Applied to substance abusers, if the above analysis is accurate, then the most effective substance abuse programs will be those that focus mainly on aiding the patients to increase their affect tolerance {mainly negative but sometimes positive as well} resulting in the spontaneous growth of a cohesive self and a strong ego.
This process has to be carried out in an atmosphere that by its nature is trustworthy. Trust is defined as I say what I mean and I mean what I say. Such an atmosphere has to be free of double messages and denied contradictions. This is so because the substance abuser who suffers from a lack of basic trust needs to connect to at least one trustworthy 'counselor' to have an experience of trust so as to make a connection with the self as trustworthy. {In virtually all of the entrenched substance abusers I have worked with, they have communicated a litany of traumatic betrayals of trust with one or more seminal authorities in their lives.}
At Odyssey House - despite some glaring contradictions - there were enough counselors who were truly trustworthy to enable many raw addicts (often subtance abusers with serious records over ten and more years} to use as a bridge eventually enabling them to become solid psychological citizens in only 12 months of concentrated treatment.
That Mr. Frey claims he did it on his own in 6 weeks - all the while distrusting the counselors in his program - strikes me as a total fabrication of objective reality. Accepting the fact that he was to some degree a substance abuser my conclusion is that either (l) the degree of his addiction was from the start much much less than he claimed and, or (2) his psychological structure was considerably more developed than than that which fits the pattern of the entrenched "junkee" he claims to represent.
So what is my point? My concern is that that the readership indicates that there is a wide audience of those touched directly or indirectly by substance abuse {and implied childhood trauma}. Many of these readers are no doubt looking for inspiration, hope, and, a quick treatment fix. I fear they will be seduced into thinking that Mr.
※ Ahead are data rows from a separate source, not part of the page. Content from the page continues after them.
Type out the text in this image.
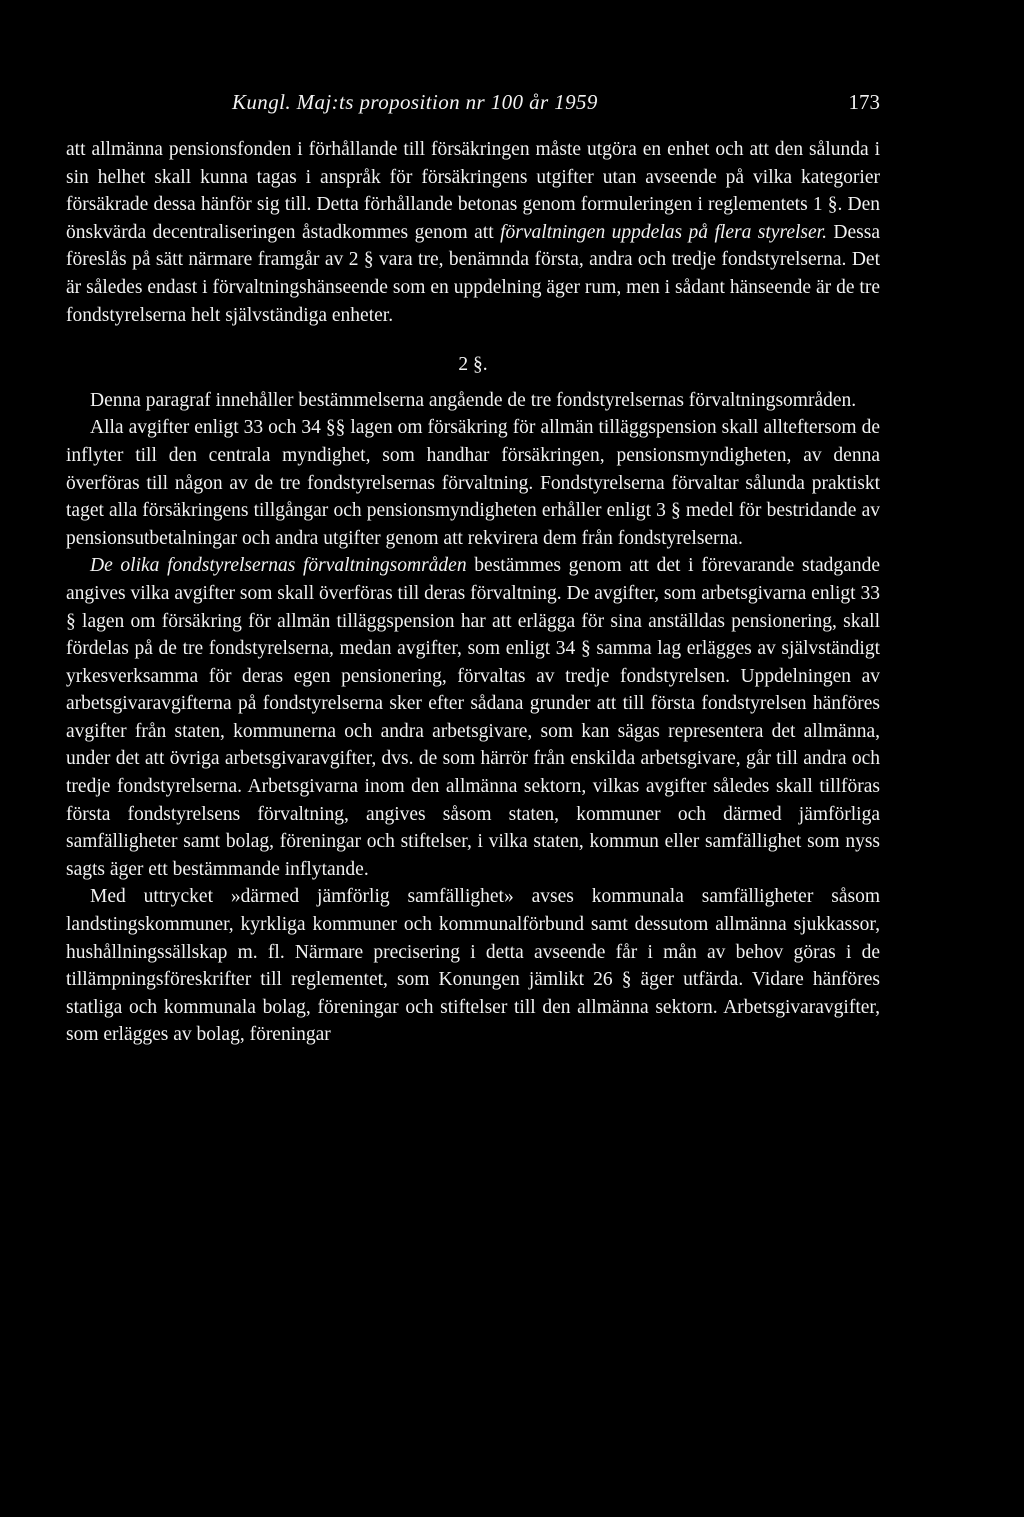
Kungl. Maj:ts proposition nr 100 år 1959	173

att allmänna pensionsfonden i förhållande till försäkringen måste utgöra en enhet och att den sålunda i sin helhet skall kunna tagas i anspråk för försäkringens utgifter utan avseende på vilka kategorier försäkrade dessa hänför sig till. Detta förhållande betonas genom formuleringen i reglementets 1 §. Den önskvärda decentraliseringen åstadkommes genom att förvaltningen uppdelas på flera styrelser. Dessa föreslås på sätt närmare framgår av 2 § vara tre, benämnda första, andra och tredje fondstyrelserna. Det är således endast i förvaltningshänseende som en uppdelning äger rum, men i sådant hänseende är de tre fondstyrelserna helt självständiga enheter.

2 §.

Denna paragraf innehåller bestämmelserna angående de tre fondstyrelsernas förvaltningsområden.

Alla avgifter enligt 33 och 34 §§ lagen om försäkring för allmän tilläggspension skall allteftersom de inflyter till den centrala myndighet, som handhar försäkringen, pensionsmyndigheten, av denna överföras till någon av de tre fondstyrelsernas förvaltning. Fondstyrelserna förvaltar sålunda praktiskt taget alla försäkringens tillgångar och pensionsmyndigheten erhåller enligt 3 § medel för bestridande av pensionsutbetalningar och andra utgifter genom att rekvirera dem från fondstyrelserna.

De olika fondstyrelsernas förvaltningsområden bestämmes genom att det i förevarande stadgande angives vilka avgifter som skall överföras till deras förvaltning. De avgifter, som arbetsgivarna enligt 33 § lagen om försäkring för allmän tilläggspension har att erlägga för sina anställdas pensionering, skall fördelas på de tre fondstyrelserna, medan avgifter, som enligt 34 § samma lag erlägges av självständigt yrkesverksamma för deras egen pensionering, förvaltas av tredje fondstyrelsen. Uppdelningen av arbetsgivaravgifterna på fondstyrelserna sker efter sådana grunder att till första fondstyrelsen hänföres avgifter från staten, kommunerna och andra arbetsgivare, som kan sägas representera det allmänna, under det att övriga arbetsgivaravgifter, dvs. de som härrör från enskilda arbetsgivare, går till andra och tredje fondstyrelserna. Arbetsgivarna inom den allmänna sektorn, vilkas avgifter således skall tillföras första fondstyrelsens förvaltning, angives såsom staten, kommuner och därmed jämförliga samfälligheter samt bolag, föreningar och stiftelser, i vilka staten, kommun eller samfällighet som nyss sagts äger ett bestämmande inflytande.

Med uttrycket »därmed jämförlig samfällighet» avses kommunala samfälligheter såsom landstingskommuner, kyrkliga kommuner och kommunalförbund samt dessutom allmänna sjukkassor, hushållningssällskap m. fl. Närmare precisering i detta avseende får i mån av behov göras i de tillämpningsföreskrifter till reglementet, som Konungen jämlikt 26 § äger utfärda. Vidare hänföres statliga och kommunala bolag, föreningar och stiftelser till den allmänna sektorn. Arbetsgivaravgifter, som erlägges av bolag, föreningar
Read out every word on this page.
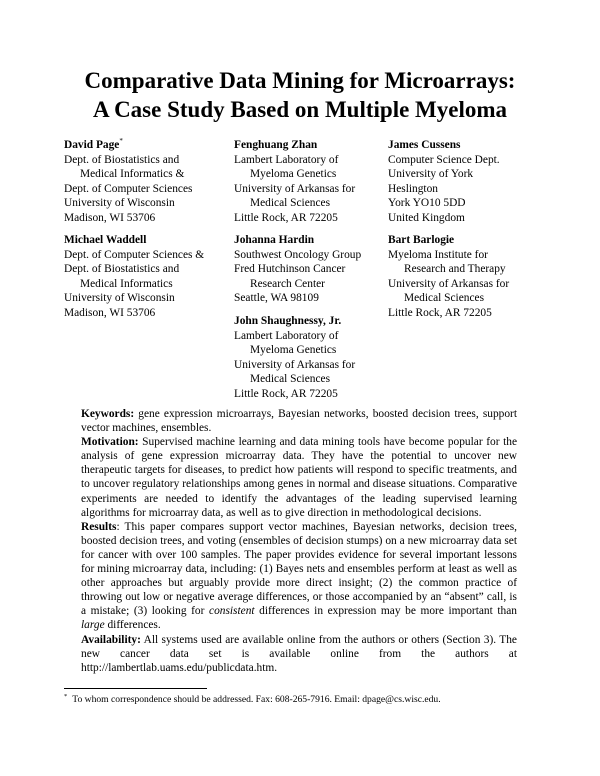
Comparative Data Mining for Microarrays:
A Case Study Based on Multiple Myeloma
David Page*
Dept. of Biostatistics and
Medical Informatics &
Dept. of Computer Sciences
University of Wisconsin
Madison, WI 53706
Fenghuang Zhan
Lambert Laboratory of
Myeloma Genetics
University of Arkansas for
Medical Sciences
Little Rock, AR 72205
James Cussens
Computer Science Dept.
University of York
Heslington
York YO10 5DD
United Kingdom
Michael Waddell
Dept. of Computer Sciences &
Dept. of Biostatistics and
Medical Informatics
University of Wisconsin
Madison, WI 53706
Johanna Hardin
Southwest Oncology Group
Fred Hutchinson Cancer
Research Center
Seattle, WA 98109
Bart Barlogie
Myeloma Institute for
Research and Therapy
University of Arkansas for
Medical Sciences
Little Rock, AR 72205
John Shaughnessy, Jr.
Lambert Laboratory of
Myeloma Genetics
University of Arkansas for
Medical Sciences
Little Rock, AR 72205

Keywords: gene expression microarrays, Bayesian networks, boosted decision trees, support vector machines, ensembles.

Motivation: Supervised machine learning and data mining tools have become popular for the analysis of gene expression microarray data. They have the potential to uncover new therapeutic targets for diseases, to predict how patients will respond to specific treatments, and to uncover regulatory relationships among genes in normal and disease situations. Comparative experiments are needed to identify the advantages of the leading supervised learning algorithms for microarray data, as well as to give direction in methodological decisions.

Results: This paper compares support vector machines, Bayesian networks, decision trees, boosted decision trees, and voting (ensembles of decision stumps) on a new microarray data set for cancer with over 100 samples. The paper provides evidence for several important lessons for mining microarray data, including: (1) Bayes nets and ensembles perform at least as well as other approaches but arguably provide more direct insight; (2) the common practice of throwing out low or negative average differences, or those accompanied by an “absent” call, is a mistake; (3) looking for consistent differences in expression may be more important than large differences.

Availability: All systems used are available online from the authors or others (Section 3). The new cancer data set is available online from the authors at http://lambertlab.uams.edu/publicdata.htm.

* To whom correspondence should be addressed. Fax: 608-265-7916. Email: dpage@cs.wisc.edu.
Frey's so called truthful account of his inner struggle for self mastery fits less the objective facts - hence truthiness- and, instead, is more a romantic fantasy of his yet to be identified and worked through grandiosity.
They will likely start of like roman candles sparked off on New Years' Eve but at the first crisis of trust they are likely to be traumatically disappointed and fall into an even greater hole of depression, and despair.
With even the most virulent symptoms of substance abuse, cure and self mastery is possible but if my personal and professional experience counts for anything, it is only possible if the substance abuser engages in a dedicated process of struggling with struggle for self understanding. There is no quick cure, in which will power alone is not the answer.
The substance abuser in search of self mastery has to engage in a committed relationships in which they can experience all of the colors of their own personal rainbow thus learning how to trust one other real live person as a bridge to learning how to trust themselves.
The words of Spinoza are apt: "All excellent things worth attaining are as difficult as they are rare."
Frey writes book, makes up stuff, gets caught, will write another book about the whole thing. And make even more money.